AFP Photo: Soe Than Win
This week marks one of the most important event in political story this year, the release of Burma’s pro-democracy leader Aung San Suu Kyi. The Nobel Prize winner has been in-house arrest for over 15 years and was barely in contact with the outside world. World leaders including US President Barack Obama and UN Secretary General Ban Ki-moon has welcomed her release.
Burma has long been forgotten with foreign tourist. In fact, apart from North Korea, Burma is the least visited country to be visited by British tourist last year. Only 40,000 European tourist visit the country last year.
A country where 0.1% of the population has internet access, Burma offers visitors a glimpse of real Asia – roads with potholes, where monks are more revered than popstars and tourist greeted like long-lost families. Among the main attractions in Burma are the beautiful temples of Bagan, the Inle Lake and Mandalay, the former capital of the country.
As of late, most tourist to Burma comes in big tour groups with itinerary approved by the ruling military junta (the last country ever to use this).
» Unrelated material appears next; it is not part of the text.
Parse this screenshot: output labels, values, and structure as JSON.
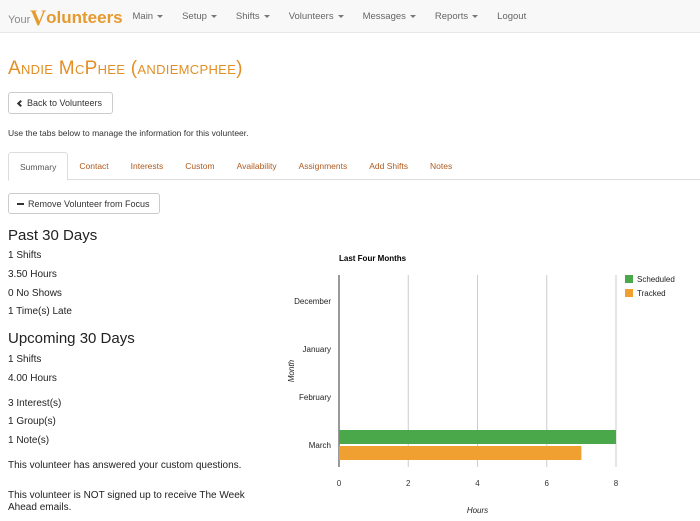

This has however believed to have only benefited the regime. For a long time, the West had listened to Suu Kyi, by boycotting Burma, banning imports and discouraging its people to visit the country. Boycotting the economy not just affect the oppressive regime but it arguably affects worst the people of Burma. However this policy is changing. Suu Kyi’s National League for Democracy party has now targeted the boycott of packaged tours and has instead insist on foreigners to visit the country independently. This way tourist gets to mingle with the public, the way they live, work and understanding better their conditions. Valuable foreign money would benefit directly the people of Burma.
Do you think its ethical to visit Burma?